The agency asked to investigate the government’s non-compliance with its fishing and trade laws, and to define if there is a violation of the tripartite free trade agreement with Canada and the United States. It recalled that only about 10 specimens are still alive.

The Center for Biological Diversity (CDB), for its part, recalled that NACEC was established to address trilateral environmental concerns and promote the enforcement of the environmental legislation.

The organization filed a petition to the commission to investigate and develop a formal factual record on Mexico’s non-compliance, it reported.

It added that in the free trade agreement, the United States, Mexico and Canada pledged that no party will fail to effectively enforce its environmental laws.

The CDB also asked the Interdepartmental Committee for Environmental Monitoring and Compliance from the office of the United States Trade Representative to initiate enforcement actions against Mexico for violations of the agreement.

According to the demand, the government has repeatedly failed to enforce its own ban on fishing in the habitat of this marine mammal in the Gulf of California.
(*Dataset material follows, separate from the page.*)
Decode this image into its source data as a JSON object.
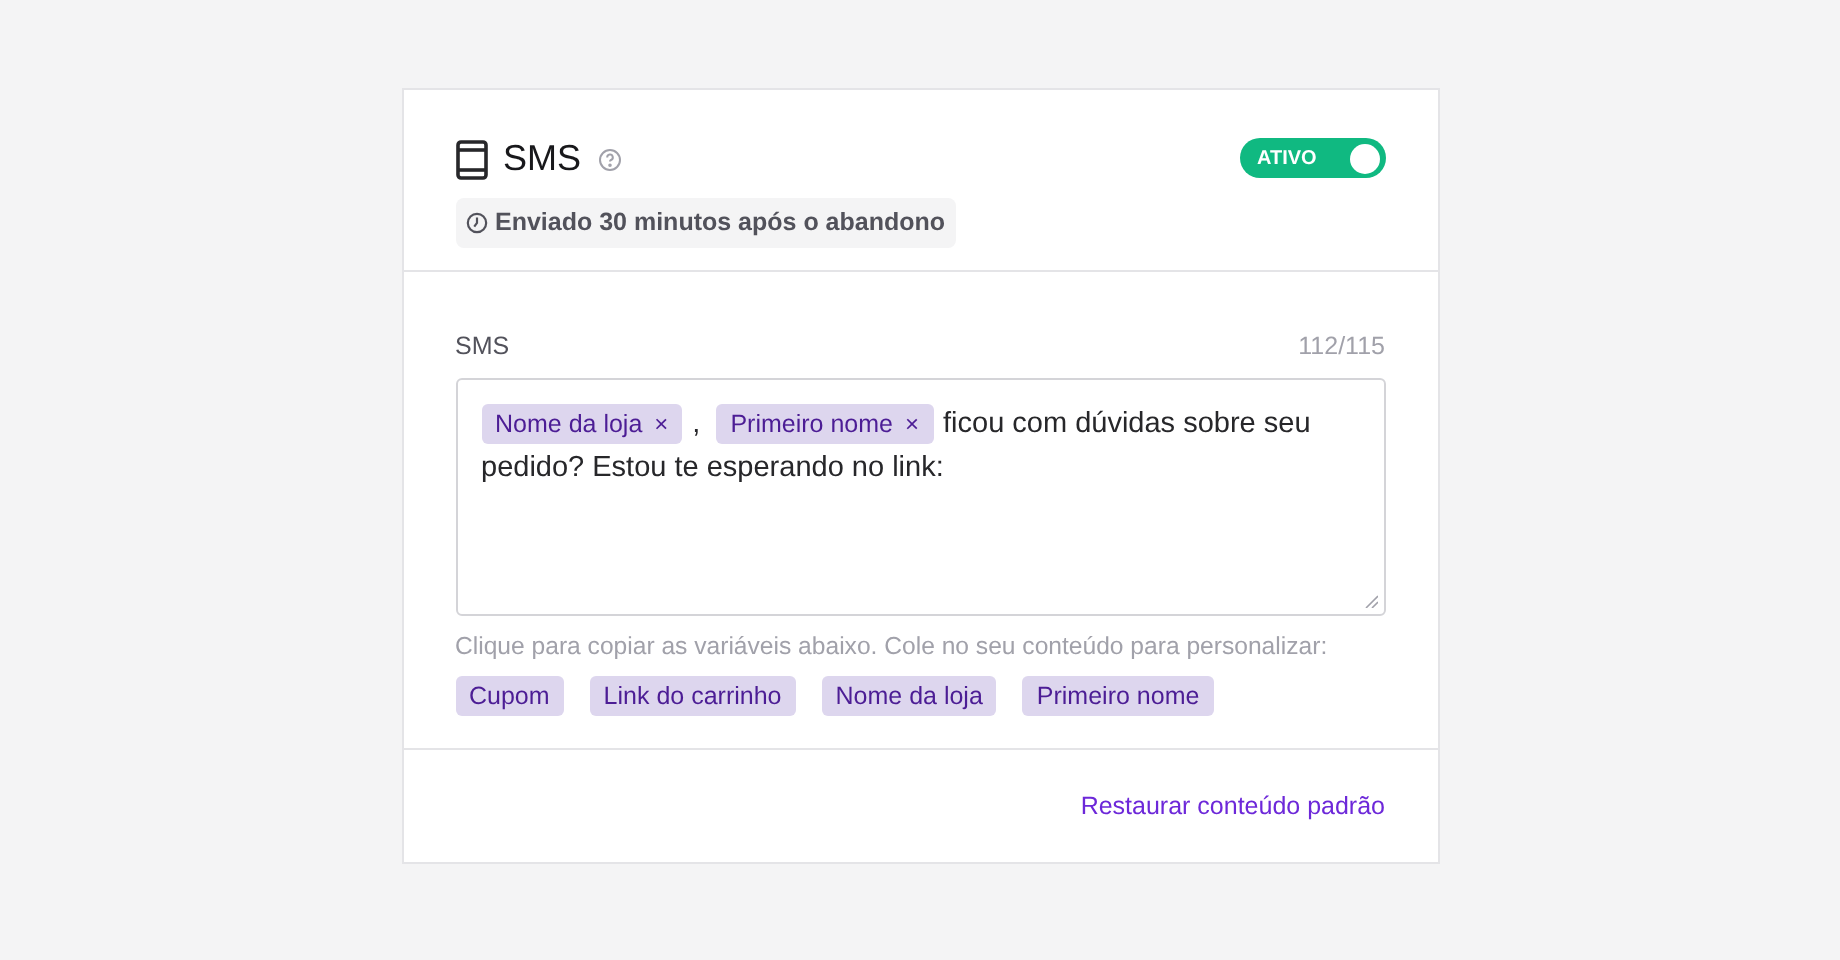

Mexico has not yet responded, but its battle to protect the few surviving specimens is known.

In November 2020, more than 1,100 boats were documented fishing illegally, and in July 2021, Mexico issued new rules weakening law enforcement on illegal fishing in the vaquita’s main habitat, Sarah Uhlemann, director of the CDB International Program said.

The complicated thing about the issue is that the vaquita lives in a very difficult habitat to establish its protection, and fishermen do not use special nets, so they that they cannot get entangled in them and die.

She added that Mexican officials have promised many times to remove the illegal nets from their habitat, but have not yet succeeded in doing so.

They usually die caught in illegal fishing nets set up to catch shrimp and fish, including the critically endangered totoaba, whose swim bladder is illegally traded on the international market at sky-high prices due to alleged medicinal properties, the CBD added.